Fabrizio Guglielmini, Corriere della Sera 26/6/2015, 26 giugno 2015
LA MANCIA, OBBLIGATORIA IN AMERICA, INCLUSA IN BRASILE, GRADITA IN THAILANDIA, RIFIUTATA IN GIAPPONE. UN GIRO INTORNO AL MONDO PER CAPIRE DOVE VA PAGATA E DOVE È MEGLIO EVITARE. PER NON OFFENDERE NESSUNO
Fra i tanti «termometri» sociali, la mancia (il tipping anglosassone) è un codice non scritto che cambia non solo da Paese a Paese ma anche nella percezione delle diverse generazioni di italiani che si apprestano a partire per le vacanze. Negli Stati Uniti e in Canada dove le regole sono chiare e nette, la mancia (dal 15 al 20%) in hotel e soprattutto al ristorante è d’obbligo e quindi è raro che si generino situazioni imbarazzanti; sui bagagli la regola è da 1 a 5 dollari a seconda della categoria dell’albergo che vi ospita. Il classismo che relegava la figura del cameriere a un ruolo subalterno nei Paesi occidentali di norma è sparito ma capita spesso che in Africa o in Oriente (anche in buonafede) si dia una mancia sproporzionata rispetto alla valuta locale o, al contrario, troppo esigua e quindi offensiva. Ancora diverso il caso degli under 30 che ovunque si trovino considerano il rito della mancia antiquato e non «politically correct» a meno che (come negli Usa) sia praticamente imposto.

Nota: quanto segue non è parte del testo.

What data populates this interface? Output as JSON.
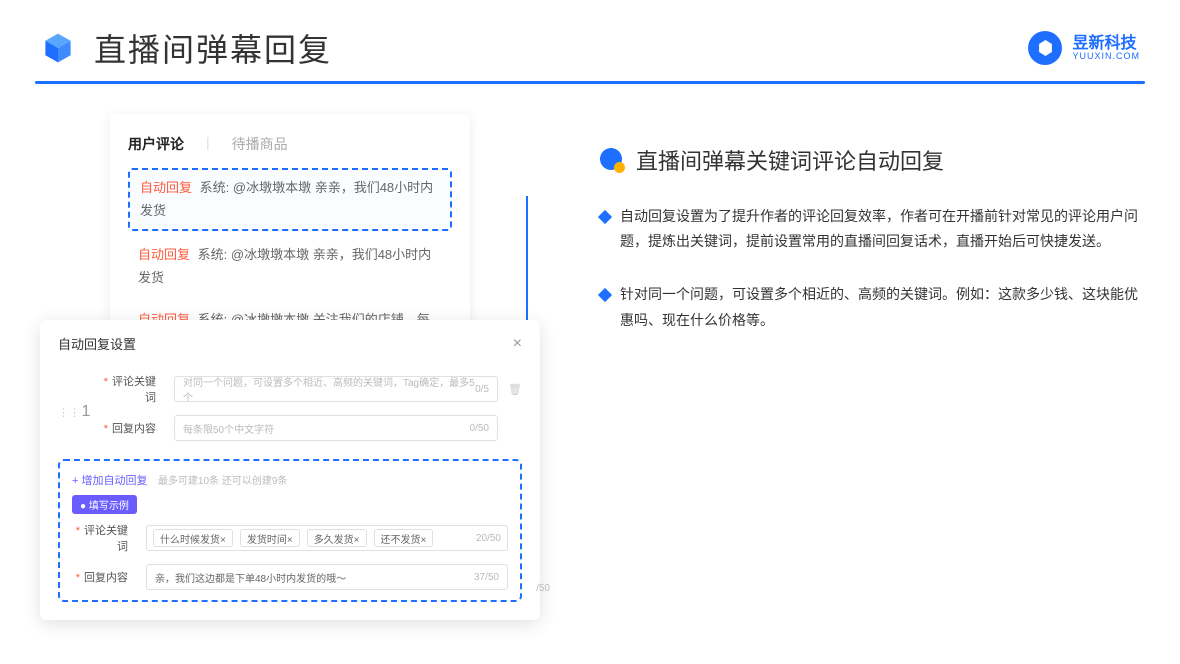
{
  "header": {
    "title": "直播间弹幕回复",
    "brand_name": "昱新科技",
    "brand_sub": "YUUXIN.COM"
  },
  "comments": {
    "tab_active": "用户评论",
    "tab_inactive": "待播商品",
    "rows": [
      {
        "tag": "自动回复",
        "sys": "系统:",
        "text": "@冰墩墩本墩 亲亲，我们48小时内发货"
      },
      {
        "tag": "自动回复",
        "sys": "系统:",
        "text": "@冰墩墩本墩 亲亲，我们48小时内发货"
      },
      {
        "tag": "自动回复",
        "sys": "系统:",
        "text": "@冰墩墩本墩 关注我们的店铺，每日都有热门推荐哟～"
      }
    ]
  },
  "settings": {
    "title": "自动回复设置",
    "index": "1",
    "kw_label": "评论关键词",
    "kw_placeholder": "对同一个问题，可设置多个相近、高频的关键词，Tag确定，最多5个",
    "kw_counter": "0/5",
    "reply_label": "回复内容",
    "reply_placeholder": "每条限50个中文字符",
    "reply_counter": "0/50",
    "add_label": "+ 增加自动回复",
    "add_hint": "最多可建10条 还可以创建9条",
    "example_badge": "● 填写示例",
    "eg_kw_label": "评论关键词",
    "eg_tags": [
      "什么时候发货×",
      "发货时间×",
      "多久发货×",
      "还不发货×"
    ],
    "eg_kw_counter": "20/50",
    "eg_reply_label": "回复内容",
    "eg_reply_text": "亲，我们这边都是下单48小时内发货的哦～",
    "eg_reply_counter": "37/50",
    "side_counter": "/50"
  },
  "feature": {
    "title": "直播间弹幕关键词评论自动回复",
    "bullets": [
      "自动回复设置为了提升作者的评论回复效率，作者可在开播前针对常见的评论用户问题，提炼出关键词，提前设置常用的直播间回复话术，直播开始后可快捷发送。",
      "针对同一个问题，可设置多个相近的、高频的关键词。例如：这款多少钱、这块能优惠吗、现在什么价格等。"
    ]
  }
}
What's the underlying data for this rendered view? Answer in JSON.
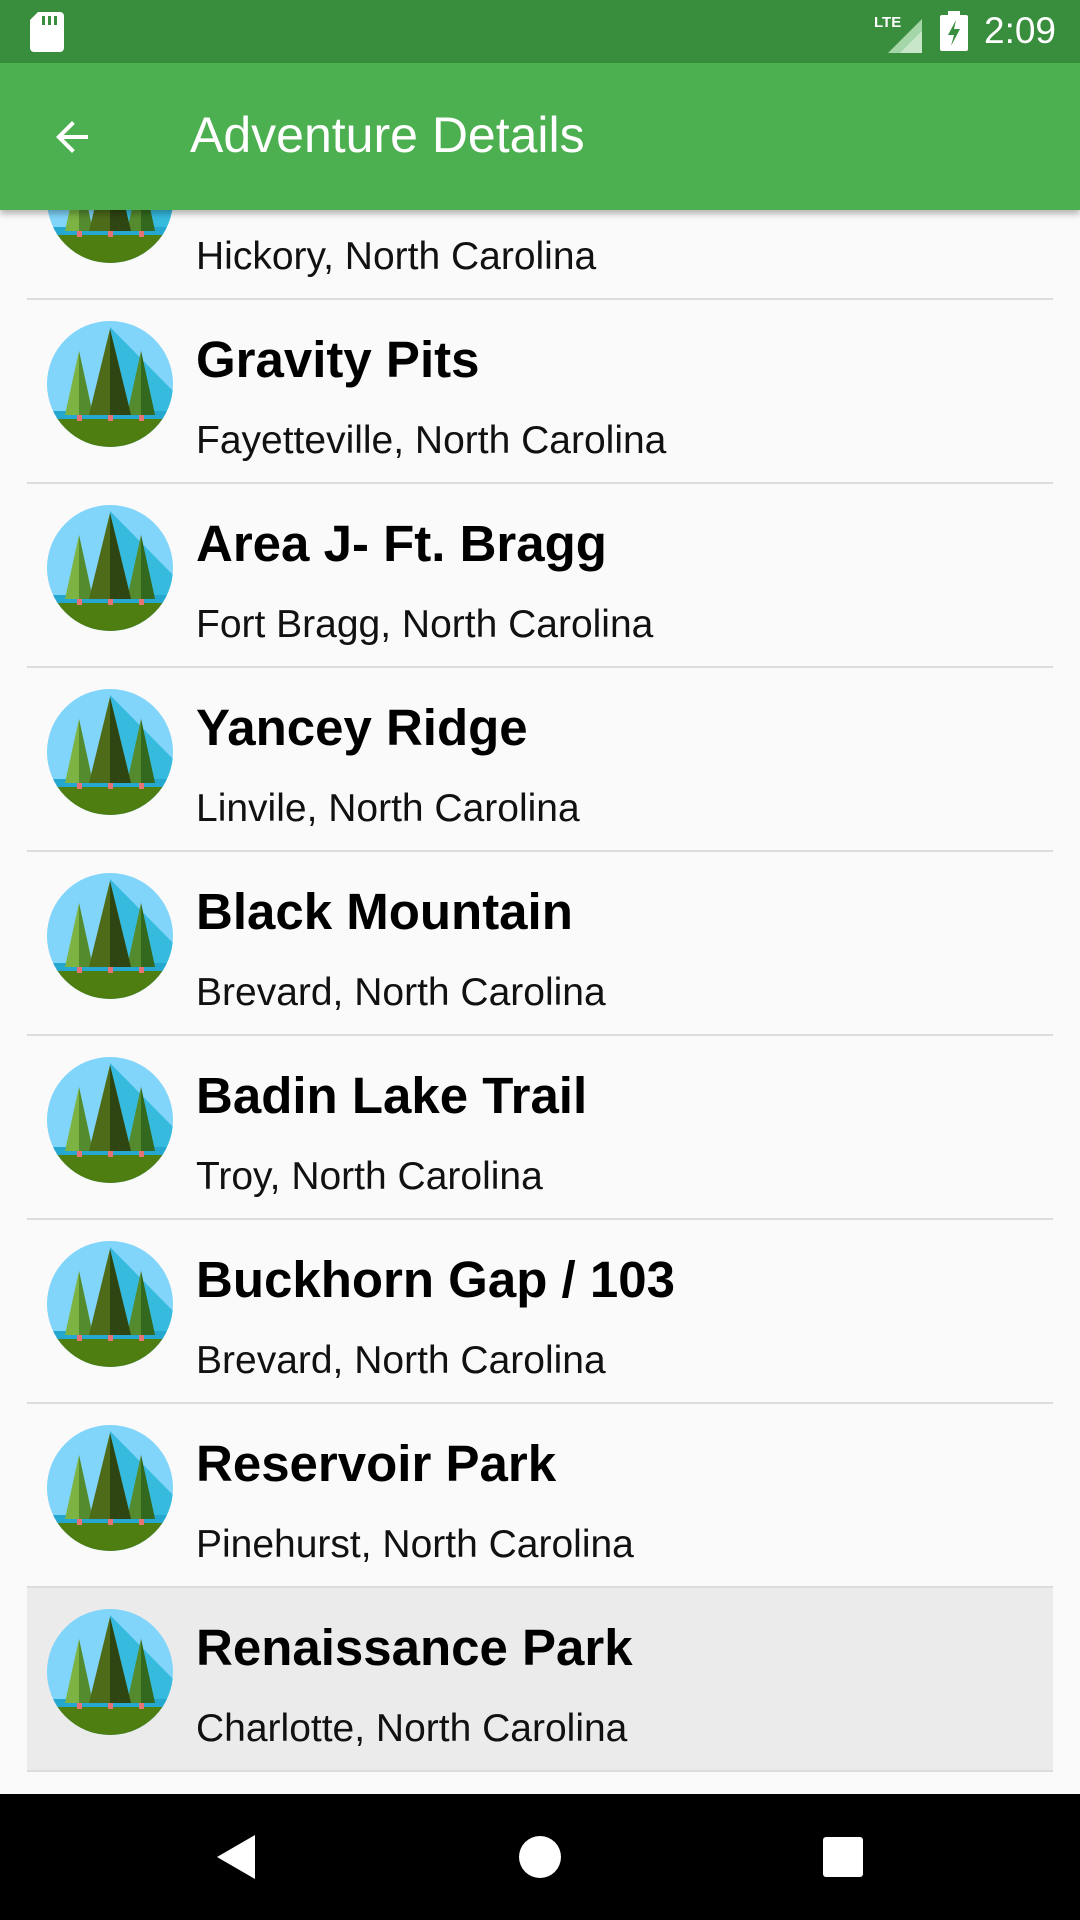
{
  "status_bar": {
    "time": "2:09",
    "network_label": "LTE",
    "icons": [
      "sd-card-icon",
      "lte-signal-icon",
      "battery-charging-icon"
    ]
  },
  "app_bar": {
    "title": "Adventure Details",
    "back_icon": "arrow-back-icon"
  },
  "colors": {
    "status_bar": "#388e3c",
    "app_bar": "#4caf50",
    "list_background": "#fafafa",
    "selected_row": "#ebebeb",
    "divider": "#dcdcdc",
    "nav_bar": "#000000"
  },
  "list": {
    "item_icon": "forest-trees-icon",
    "items": [
      {
        "name": "",
        "location": "Hickory, North Carolina",
        "selected": false
      },
      {
        "name": "Gravity Pits",
        "location": "Fayetteville, North Carolina",
        "selected": false
      },
      {
        "name": "Area J- Ft. Bragg",
        "location": "Fort Bragg, North Carolina",
        "selected": false
      },
      {
        "name": "Yancey Ridge",
        "location": "Linvile, North Carolina",
        "selected": false
      },
      {
        "name": "Black Mountain",
        "location": "Brevard, North Carolina",
        "selected": false
      },
      {
        "name": "Badin Lake Trail",
        "location": "Troy, North Carolina",
        "selected": false
      },
      {
        "name": "Buckhorn Gap / 103",
        "location": "Brevard, North Carolina",
        "selected": false
      },
      {
        "name": "Reservoir Park",
        "location": "Pinehurst, North Carolina",
        "selected": false
      },
      {
        "name": "Renaissance Park",
        "location": "Charlotte, North Carolina",
        "selected": true
      }
    ]
  },
  "nav_bar": {
    "buttons": [
      "back-triangle-icon",
      "home-circle-icon",
      "recents-square-icon"
    ]
  }
}
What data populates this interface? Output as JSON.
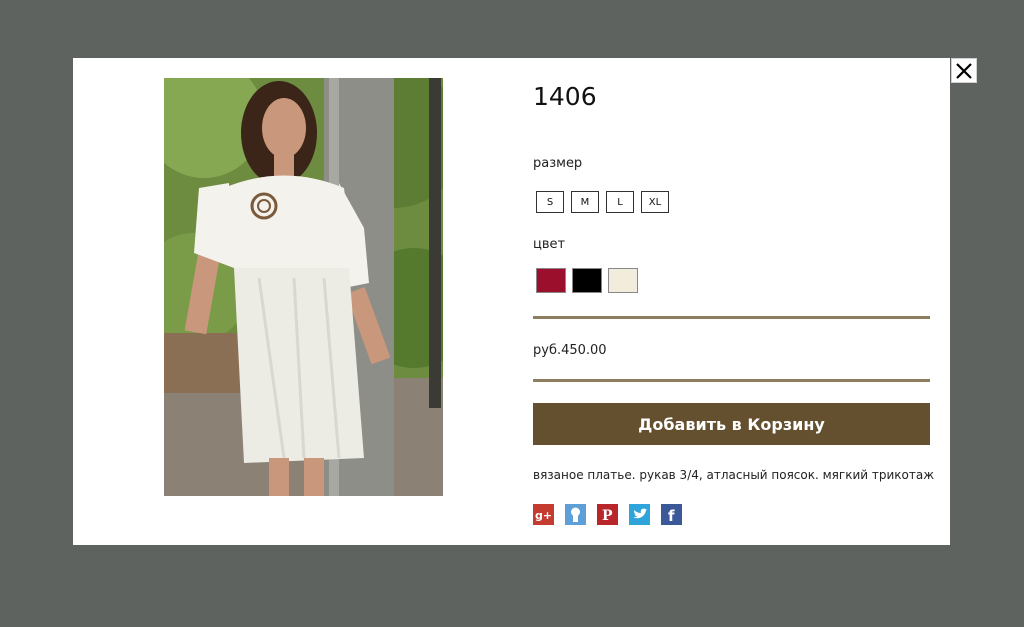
{
  "product": {
    "title": "1406",
    "size_label": "размер",
    "sizes": [
      "S",
      "M",
      "L",
      "XL"
    ],
    "color_label": "цвет",
    "colors": [
      "#9b0f2c",
      "#000000",
      "#f2ecdc"
    ],
    "price": "руб.450.00",
    "add_to_cart": "Добавить в Корзину",
    "description": "вязаное платье. рукав 3/4, атласный поясок. мягкий трикотаж"
  },
  "share_icons": [
    "google-plus-icon",
    "odnoklassniki-icon",
    "pinterest-icon",
    "twitter-icon",
    "facebook-icon"
  ],
  "theme": {
    "overlay": "#5f635f",
    "accent": "#644f2f",
    "rule": "#8e7e60"
  }
}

E poi c’è Oriente e Oriente: in Giappone il no è assoluto su tutta la linea; il personale che riceve la mancia (o la scambia per un resto dimenticato) si affretta a restituirla al turista (perché non deve essere retribuito con extra) mentre in Thailandia o Vietnam è molto gradita sia negli hotel che al ristorante. Anche l’Africa non è tutta uguale: a Dakar la maggior parte dei taxi gialloneri è dotata di tassametro e la mancia viene richiesta dall’autista senegalese quando si negozia un forfait a giornata. In Sudafrica, dove invece il tipping è di stampo anglosassone, si lascia un 10% per cento al ristorante mentre il taxi si arrotonda per eccesso. Ovviamente le regole per i locali sono diverse, ma questo vale a ogni latitudine.
Il «Tip Expert» globale
Nell’intrico di regole dettate dalla consuetudine è facile perdersi – soprattutto se si è al primo viaggio extraeuropeo (il vecchio continente è abbastanza omogeno con un 10% medio) – ma Michael Lynn, professore di amministrazione alla Cornell University si è dato come mission la fenomenologia del tipping, materia di centinaia di saggi iperspecialistici con titoli a volte surreali: «Effetti della postura del personale sulla mancia» fino a «I credenti non sono generosi con le mance?». Lynn è giunto a una conclusione su scala globale: «Se non esistono regole inequivocabili la mancia è una delle variabili più imprevedibili, associata a comportamenti e pregiudizi soggettivi e alla scolarizzazione del turista». Non è raro il caso, nelle ricerche della Cornell, che l’elemento razziale (cameriere bianco, cliente nero o viceversa) possa influire a causa di stereotipi introiettati a livello inconscio. Più che lo slancio empatico, sostiene Lynn, conta il sentirsi a posto con la propria coscienza. Per il sociologo Sabino Acquaviva la tendenza ad abbandonare la mancia è il risultato di un mutamento culturale: «La mancia è espressione di una società fatta di classi subalterne; la percezione dei clienti rispetto ai camerieri è totalmente cambiata, inoltre gli under 30 rifiutano la mancia come idea legata a un rapporto servitore-padrone».
Che cosa fare
In Argentina la mancia (propina) non è necessaria ma il turismo si è omologato su un extra del 10% sul conto; in Brasile il servizio può essere già incluso, se non lo è a discrezione del cliente, fino al 15%. La Cina fa capitolo a sé: prima delle Olimpiadi 2008 la mancia veniva riconosciuta solo alle guide. Oggi è diffusa ovunque nelle metropoli, ad eccezione dei tassisti. Agli antipodi, gli australiani seguono una regola lineare: essendo i camerieri e il personale turistico stipendiati in modo adeguato, le mance non sono incoraggiate. Un’ulteriore prova che la nostra idea di mancia è messa alla prova non appena scendiamo dall’aereo.